Other Ways To Reference Commits

Newer versions of Git have some more advanced ways of referencing past commits. In place of HEAD~1 you can use HEAD~ or HEAD@{1}, or you can even use text to ask more advanced questions, like git diff HEAD@{"yesterday"} or git diff HEAD@{"3 months ago"}!

You can also ‘tag’ a commit with a name, using git tag to create tags with IDs and descriptions. If you’ve got a version of the code you’ve used in a paper, for example, tagging it is a good idea:

$ git tag -a v1.0 -m "Version 1.0, used in paper Mangham2024."

Restoring Files

All right: we can save changes to files and see what we’ve changed — suppose we need to restore older versions of things?

Let’s suppose we accidentally overwrite or delete our file:

$ rm climate_analysis.py
$ ls
README.md
temp_conversion.py

Whoops!

git status now tells us that the file has been changed, but those changes haven’t been staged:

$ git status
# On branch main
# Your branch is ahead of 'origin/main' by 3 commits.
#   (use "git push" to publish your local commits)
#
# Changes not staged for commit:
#   (use "git add/rm <file>..." to update what will be committed)
#   (use "git restore <file>..." to discard changes in working directory)
#
#	deleted:    climate_analysis.py
#
no changes added to commit (use "git add" and/or "git commit -a")

Following the helpful hint in that output, we can put things back the way they were by using git restore:

$ git restore climate_analysis.py
$ cat climate_analysis.py
[SNIPPED - but changes rolled back]

By default, restore replaces the file with the version of it in the staging area. If you haven’t used git add, that should be the same as the version in the last commit. But what if we already used git add on our incorrect version of a file, or we broke the file more than one commit ago?

We can use git checkout, e.g.:

$ git checkout <HEAD or commit ID> climate_analysis.py

Compatibility Notice

Older versions of Git don’t include the git restore command - fortunately, it’s just a shortcut for git checkout --. If git restore doesn’t work, try git checkout -- temp_conversion.py. checkout has a lot of functions, and newer versions of Git simplify things by giving them new names.

Double Whoops

What if you accidentally did git rm climate_analysis.py?

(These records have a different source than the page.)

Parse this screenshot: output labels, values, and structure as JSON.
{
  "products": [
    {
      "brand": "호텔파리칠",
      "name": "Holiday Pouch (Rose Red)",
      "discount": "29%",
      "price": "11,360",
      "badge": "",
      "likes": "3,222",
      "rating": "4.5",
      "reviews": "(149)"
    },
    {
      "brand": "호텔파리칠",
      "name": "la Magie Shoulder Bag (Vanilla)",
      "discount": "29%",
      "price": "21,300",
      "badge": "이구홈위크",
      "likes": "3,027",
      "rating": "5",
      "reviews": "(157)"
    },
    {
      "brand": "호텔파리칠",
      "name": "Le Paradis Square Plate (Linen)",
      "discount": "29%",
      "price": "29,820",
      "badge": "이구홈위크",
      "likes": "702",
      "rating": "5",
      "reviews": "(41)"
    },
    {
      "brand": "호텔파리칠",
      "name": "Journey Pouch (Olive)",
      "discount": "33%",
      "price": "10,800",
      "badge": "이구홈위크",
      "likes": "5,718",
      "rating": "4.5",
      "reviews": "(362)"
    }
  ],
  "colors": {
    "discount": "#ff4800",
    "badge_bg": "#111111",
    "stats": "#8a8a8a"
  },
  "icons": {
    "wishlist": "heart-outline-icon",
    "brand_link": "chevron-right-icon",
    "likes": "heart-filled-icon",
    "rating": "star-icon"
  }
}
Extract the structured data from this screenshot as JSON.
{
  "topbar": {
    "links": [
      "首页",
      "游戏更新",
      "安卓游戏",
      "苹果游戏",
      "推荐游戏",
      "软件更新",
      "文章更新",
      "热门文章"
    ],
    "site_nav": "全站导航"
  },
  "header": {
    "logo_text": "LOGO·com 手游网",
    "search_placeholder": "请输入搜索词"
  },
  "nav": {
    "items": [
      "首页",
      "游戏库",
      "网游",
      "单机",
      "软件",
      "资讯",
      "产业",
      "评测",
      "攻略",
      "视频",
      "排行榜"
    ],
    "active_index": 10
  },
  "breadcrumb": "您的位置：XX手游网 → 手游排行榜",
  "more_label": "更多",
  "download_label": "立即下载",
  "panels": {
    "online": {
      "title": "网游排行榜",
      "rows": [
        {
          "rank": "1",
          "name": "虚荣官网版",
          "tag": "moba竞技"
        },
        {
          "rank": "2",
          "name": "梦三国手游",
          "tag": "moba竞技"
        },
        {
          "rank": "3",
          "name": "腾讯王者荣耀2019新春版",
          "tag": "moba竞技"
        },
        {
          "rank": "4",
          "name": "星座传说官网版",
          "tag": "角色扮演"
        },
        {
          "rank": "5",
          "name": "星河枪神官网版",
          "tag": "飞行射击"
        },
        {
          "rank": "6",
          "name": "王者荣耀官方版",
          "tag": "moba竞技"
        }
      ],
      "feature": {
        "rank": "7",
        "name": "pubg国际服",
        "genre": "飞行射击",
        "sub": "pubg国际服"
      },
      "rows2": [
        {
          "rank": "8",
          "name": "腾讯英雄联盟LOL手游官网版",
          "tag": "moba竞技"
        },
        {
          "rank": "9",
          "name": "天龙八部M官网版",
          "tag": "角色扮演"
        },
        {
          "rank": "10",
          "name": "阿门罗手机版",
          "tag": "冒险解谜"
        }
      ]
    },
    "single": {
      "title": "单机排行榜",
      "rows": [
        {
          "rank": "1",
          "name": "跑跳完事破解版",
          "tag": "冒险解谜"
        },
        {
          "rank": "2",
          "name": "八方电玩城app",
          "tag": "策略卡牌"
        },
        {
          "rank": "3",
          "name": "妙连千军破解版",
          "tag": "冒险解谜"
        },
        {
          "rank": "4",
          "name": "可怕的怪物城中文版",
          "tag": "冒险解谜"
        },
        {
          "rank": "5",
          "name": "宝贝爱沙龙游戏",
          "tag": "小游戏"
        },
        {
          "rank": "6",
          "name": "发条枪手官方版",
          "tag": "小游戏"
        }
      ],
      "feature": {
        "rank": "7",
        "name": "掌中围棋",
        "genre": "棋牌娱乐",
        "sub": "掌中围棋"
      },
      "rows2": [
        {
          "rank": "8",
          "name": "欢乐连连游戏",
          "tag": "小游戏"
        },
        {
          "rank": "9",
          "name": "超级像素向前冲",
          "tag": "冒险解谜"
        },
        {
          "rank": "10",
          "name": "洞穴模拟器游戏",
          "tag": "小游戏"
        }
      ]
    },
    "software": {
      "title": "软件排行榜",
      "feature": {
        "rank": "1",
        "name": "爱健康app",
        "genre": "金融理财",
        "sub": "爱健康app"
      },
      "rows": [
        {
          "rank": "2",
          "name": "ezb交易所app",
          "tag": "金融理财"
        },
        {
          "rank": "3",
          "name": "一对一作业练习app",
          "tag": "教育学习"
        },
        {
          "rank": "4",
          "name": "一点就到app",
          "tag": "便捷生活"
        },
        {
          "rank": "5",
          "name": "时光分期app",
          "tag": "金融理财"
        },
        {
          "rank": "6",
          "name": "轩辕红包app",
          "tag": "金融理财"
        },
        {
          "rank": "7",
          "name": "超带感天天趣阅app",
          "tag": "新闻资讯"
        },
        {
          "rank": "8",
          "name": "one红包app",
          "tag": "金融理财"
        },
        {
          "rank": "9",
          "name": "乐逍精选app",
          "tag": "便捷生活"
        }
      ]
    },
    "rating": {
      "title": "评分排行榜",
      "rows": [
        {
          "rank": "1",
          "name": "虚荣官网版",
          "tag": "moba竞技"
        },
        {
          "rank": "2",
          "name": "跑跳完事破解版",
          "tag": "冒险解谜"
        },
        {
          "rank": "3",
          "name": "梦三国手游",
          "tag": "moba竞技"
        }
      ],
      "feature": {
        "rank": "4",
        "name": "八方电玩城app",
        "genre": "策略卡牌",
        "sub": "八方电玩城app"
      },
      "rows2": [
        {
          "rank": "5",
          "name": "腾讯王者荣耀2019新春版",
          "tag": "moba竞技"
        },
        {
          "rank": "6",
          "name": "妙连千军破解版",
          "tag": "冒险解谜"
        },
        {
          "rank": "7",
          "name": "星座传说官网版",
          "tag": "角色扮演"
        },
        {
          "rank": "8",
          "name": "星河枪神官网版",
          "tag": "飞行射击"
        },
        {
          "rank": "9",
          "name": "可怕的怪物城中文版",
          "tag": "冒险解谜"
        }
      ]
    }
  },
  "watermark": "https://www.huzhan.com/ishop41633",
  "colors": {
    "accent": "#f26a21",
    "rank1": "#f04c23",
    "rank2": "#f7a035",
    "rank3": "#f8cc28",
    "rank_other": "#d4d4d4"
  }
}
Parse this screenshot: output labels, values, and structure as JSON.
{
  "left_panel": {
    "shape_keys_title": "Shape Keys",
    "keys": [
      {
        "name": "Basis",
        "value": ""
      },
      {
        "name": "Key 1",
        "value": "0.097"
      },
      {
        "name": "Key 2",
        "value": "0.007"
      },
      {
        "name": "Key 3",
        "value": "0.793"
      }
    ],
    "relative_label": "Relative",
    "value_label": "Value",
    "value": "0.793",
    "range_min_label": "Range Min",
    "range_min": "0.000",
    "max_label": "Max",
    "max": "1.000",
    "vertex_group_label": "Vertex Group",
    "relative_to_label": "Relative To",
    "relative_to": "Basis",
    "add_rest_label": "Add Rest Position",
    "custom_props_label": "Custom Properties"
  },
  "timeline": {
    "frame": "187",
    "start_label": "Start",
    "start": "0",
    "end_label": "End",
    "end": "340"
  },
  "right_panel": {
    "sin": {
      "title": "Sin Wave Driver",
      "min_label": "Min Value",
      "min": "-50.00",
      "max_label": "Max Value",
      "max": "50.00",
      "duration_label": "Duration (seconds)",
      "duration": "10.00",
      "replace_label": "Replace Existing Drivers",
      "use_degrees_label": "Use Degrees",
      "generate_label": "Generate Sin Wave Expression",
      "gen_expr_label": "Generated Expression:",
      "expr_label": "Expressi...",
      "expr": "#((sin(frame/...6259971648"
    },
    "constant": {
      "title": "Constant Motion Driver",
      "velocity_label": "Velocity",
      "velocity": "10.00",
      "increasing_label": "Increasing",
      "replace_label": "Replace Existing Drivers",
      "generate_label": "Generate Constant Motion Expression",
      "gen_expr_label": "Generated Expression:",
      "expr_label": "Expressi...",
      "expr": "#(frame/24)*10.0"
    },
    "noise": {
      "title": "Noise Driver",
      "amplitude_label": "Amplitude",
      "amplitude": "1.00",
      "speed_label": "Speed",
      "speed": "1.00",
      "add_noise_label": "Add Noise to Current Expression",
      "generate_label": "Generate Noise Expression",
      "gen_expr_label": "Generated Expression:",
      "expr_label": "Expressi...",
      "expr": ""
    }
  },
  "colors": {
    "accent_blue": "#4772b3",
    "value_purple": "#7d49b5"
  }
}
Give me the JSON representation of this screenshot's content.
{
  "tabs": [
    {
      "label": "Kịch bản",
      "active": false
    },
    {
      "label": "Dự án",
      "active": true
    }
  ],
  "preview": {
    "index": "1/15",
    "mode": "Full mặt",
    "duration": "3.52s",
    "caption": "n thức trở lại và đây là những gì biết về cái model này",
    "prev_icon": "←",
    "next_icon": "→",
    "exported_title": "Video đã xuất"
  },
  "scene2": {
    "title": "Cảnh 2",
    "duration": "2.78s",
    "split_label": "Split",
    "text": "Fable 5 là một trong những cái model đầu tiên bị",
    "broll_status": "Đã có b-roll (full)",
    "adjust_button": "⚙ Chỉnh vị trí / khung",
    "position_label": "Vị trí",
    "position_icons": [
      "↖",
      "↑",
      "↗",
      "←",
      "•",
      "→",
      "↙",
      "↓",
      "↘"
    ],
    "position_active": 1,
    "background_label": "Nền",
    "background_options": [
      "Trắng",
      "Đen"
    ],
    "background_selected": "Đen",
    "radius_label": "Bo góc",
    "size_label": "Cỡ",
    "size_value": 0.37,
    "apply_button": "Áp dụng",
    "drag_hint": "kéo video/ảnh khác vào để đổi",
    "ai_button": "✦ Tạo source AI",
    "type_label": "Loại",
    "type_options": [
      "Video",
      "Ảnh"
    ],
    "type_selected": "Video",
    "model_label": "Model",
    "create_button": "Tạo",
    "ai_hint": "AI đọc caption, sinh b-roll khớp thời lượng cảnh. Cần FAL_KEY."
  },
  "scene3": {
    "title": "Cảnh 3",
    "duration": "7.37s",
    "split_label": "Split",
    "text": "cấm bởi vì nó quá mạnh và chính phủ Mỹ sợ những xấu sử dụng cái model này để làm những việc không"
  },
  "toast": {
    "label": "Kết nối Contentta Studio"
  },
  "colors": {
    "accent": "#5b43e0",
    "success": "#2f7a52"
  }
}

That command tells Git to delete the file and remove it from the repository - so it will record that the file has been deleted, then stop tracking further changes. Even if you re-make the file, it won’t be tracked until you use git add on it again.

The file still exists in the history, though so if you want to undo this you can do git checkout HEAD climate_analysis.py, to get the file back and start tracking it again. Since you can retrieve any file that existed in a previous commit, even if you removed it from future ones, this makes it important not to commit files containing passwords or sensitive information! To avoid this, you can use a .gitignore file to prevent you adding sensitive files in the first place. You can fully delete files from a repository’s history with tools like the BFG but it can be high risk.

Restoring Files

The fact that files can be reverted one by one tends to change the way people organize their work.

Consider a situation where all your code is in one file, and you fixed a bug in one section but accidentally introduced one elsewhere.

You can’t just roll back to fix one bug without un-fixing the other. However, if each section is in its own file, you can just roll back the section you broke!

Key Points

  • git diff displays differences between commits.

  • git checkout recovers old versions of files.